Na Geórgia arroxeada, o governador Brian Kemp assinou uma lei em 2019, que agora entra em vigor, proibindo o aborto após cerca de seis semanas, com várias exceções; parece que ele está a caminho da reeleição. Na avermelhada Flórida, o popular governador Ron DeSantis está defendendo por enquanto a proibição após 15 semanas.

Por outro lado, os indicados republicanos a governadores na Pensilvânia e em Michigan têm um histórico de adotar poucas posições de exceção que parecem inadequadas aos seus estados.

Suspeito que os liberais estejam se enganando se imaginam que o aborto se tornará uma questão dominante em um ambiente tão carregado econômica e geopoliticamente quanto o atual. Mas nas margens há oportunidades claras: se os republicanos disputarem com uma postura "sem exceções" em estados moderadamente conservadores ou apoiarem a proibição do aborto nos primeiros três meses de gravidez em estados indecisos, perderão algumas eleições que poderiam vencer.

Mas, novamente, os pró-vida sérios sempre souberam que se você trouxer o aborto de volta ao processo democrático terá que lidar com a opinião pública como ela é de fato. E a maneira como se muda a opinião pública é provando que a versão incremental de suas ideias é viável, para que os eleitores confiem cada vez mais em você.

Isso requer abordar as ansiedades imediatas de frente. Não basta, por exemplo, que os opositores ao tema reajam a histórias sobre demora no atendimento a abortos espontâneos ou gravidezes ectópicas, apontando que as leis estaduais estão sendo mal interpretadas. Todos os funcionários públicos nesses estados devem ser mobilizados para que os hospitais temam mais os processos por negligência do que os hipotéticos processos por aborto.

E requer criatividade a longo prazo para que cada nova proteção ao nascituro seja combinada com garantias de que mães e filhos terão melhor apoio do que têm hoje.

Quando defendo este último ponto, recebo uma réplica liberal confiável no sentido de que os republicanos já poderiam ter feito mais pelas famílias e não fizeram, então por que isso mudaria?

Mas esse é o ponto de exercer a pressão democrática de fato. Os conservadores religiosos afastaram os republicanos da economia libertária no passado –o "conservadorismo compassivo" surgiu de evangélicos e católicos–, mas enquanto o aborto era essencialmente uma batalha judicial o vínculo com a política familiar era indireto.

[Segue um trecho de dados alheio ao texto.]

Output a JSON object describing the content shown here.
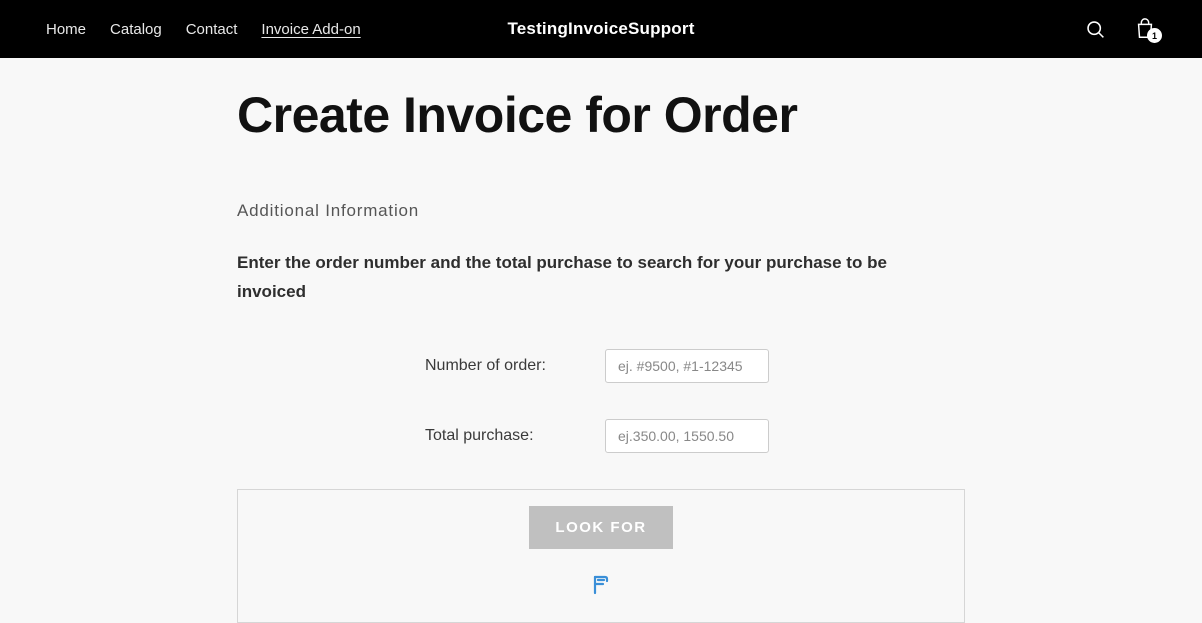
{
  "header": {
    "nav": [
      {
        "label": "Home",
        "active": false
      },
      {
        "label": "Catalog",
        "active": false
      },
      {
        "label": "Contact",
        "active": false
      },
      {
        "label": "Invoice Add-on",
        "active": true
      }
    ],
    "brand": "TestingInvoiceSupport",
    "cart_count": "1"
  },
  "page": {
    "title": "Create Invoice for Order",
    "subtitle": "Additional Information",
    "instructions": "Enter the order number and the total purchase to search for your purchase to be invoiced"
  },
  "form": {
    "order_label": "Number of order:",
    "order_placeholder": "ej. #9500, #1-12345",
    "total_label": "Total purchase:",
    "total_placeholder": "ej.350.00, 1550.50"
  },
  "actions": {
    "lookfor_label": "LOOK FOR"
  }
}
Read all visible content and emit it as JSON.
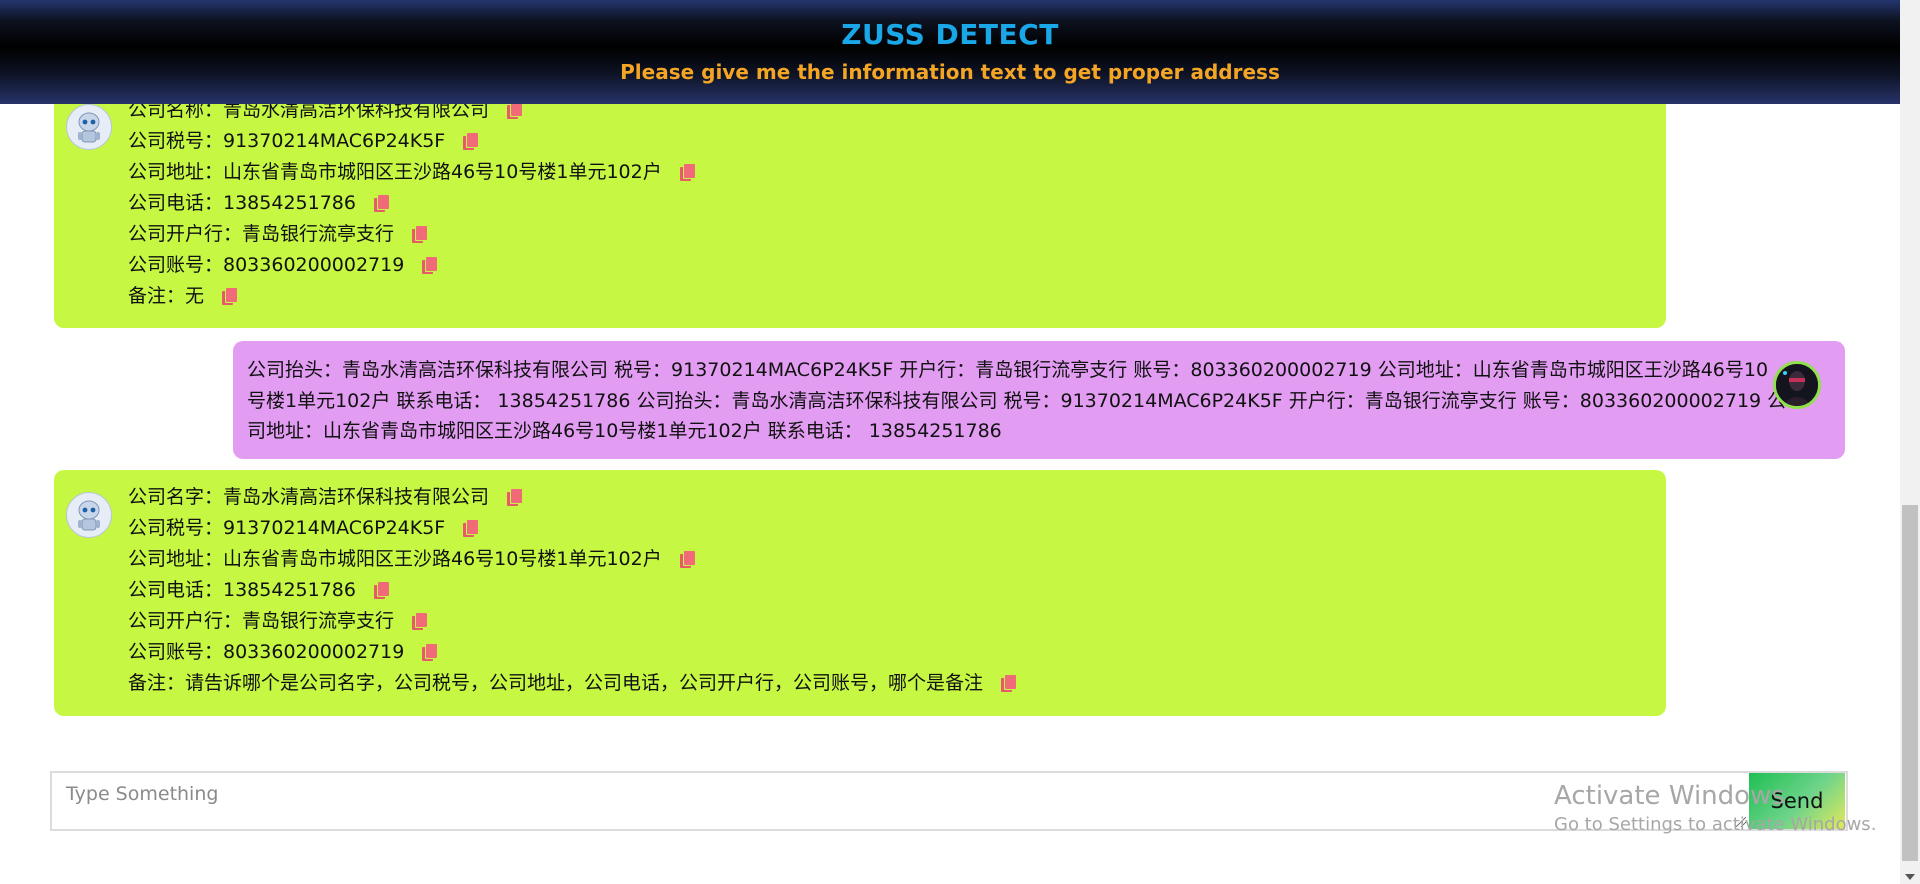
{
  "header": {
    "title": "ZUSS DETECT",
    "subtitle": "Please give me the information text to get proper address"
  },
  "messages": [
    {
      "role": "bot",
      "avatar_icon": "robot-avatar",
      "lines": [
        "公司名称：青岛水清高洁环保科技有限公司",
        "公司税号：91370214MAC6P24K5F",
        "公司地址：山东省青岛市城阳区王沙路46号10号楼1单元102户",
        "公司电话：13854251786",
        "公司开户行：青岛银行流亭支行",
        "公司账号：803360200002719",
        "备注：无"
      ]
    },
    {
      "role": "user",
      "avatar_icon": "user-avatar",
      "text": "公司抬头：青岛水清高洁环保科技有限公司 税号：91370214MAC6P24K5F 开户行：青岛银行流亭支行 账号：803360200002719 公司地址：山东省青岛市城阳区王沙路46号10号楼1单元102户 联系电话： 13854251786 公司抬头：青岛水清高洁环保科技有限公司 税号：91370214MAC6P24K5F 开户行：青岛银行流亭支行 账号：803360200002719 公司地址：山东省青岛市城阳区王沙路46号10号楼1单元102户 联系电话： 13854251786"
    },
    {
      "role": "bot",
      "avatar_icon": "robot-avatar",
      "lines": [
        "公司名字：青岛水清高洁环保科技有限公司",
        "公司税号：91370214MAC6P24K5F",
        "公司地址：山东省青岛市城阳区王沙路46号10号楼1单元102户",
        "公司电话：13854251786",
        "公司开户行：青岛银行流亭支行",
        "公司账号：803360200002719",
        "备注：请告诉哪个是公司名字，公司税号，公司地址，公司电话，公司开户行，公司账号，哪个是备注"
      ]
    }
  ],
  "input": {
    "placeholder": "Type Something",
    "value": ""
  },
  "send_button": {
    "label": "Send"
  },
  "watermark": {
    "line1": "Activate Windows",
    "line2": "Go to Settings to activate Windows."
  },
  "colors": {
    "bot_bubble": "#c5f743",
    "user_bubble": "#e29cf2",
    "title": "#1aa7e8",
    "subtitle": "#f5a524",
    "copy_icon": "#f06a78"
  },
  "icons": {
    "copy": "copy-icon",
    "bot": "robot-icon",
    "user": "user-photo-icon"
  }
}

Agora que os republicanos precisam legislar sobre o aborto, porém, há incentivos para tornar o vínculo explícito –especialmente em estados onde democratas socialmente conservadores, especialmente os eleitores hispânicos, podem se juntar a uma coalizão antiaborto.

Isso não significa que vá acontecer, apenas que os incentivos da política democrática são como aconteceria. O fim de Roe abre as portas para um movimento pró-vida incrementalista e criativo; não garante que tal movimento surgirá. Mas os resultados no Kansas mostram o que acontecerá se ele não surgir.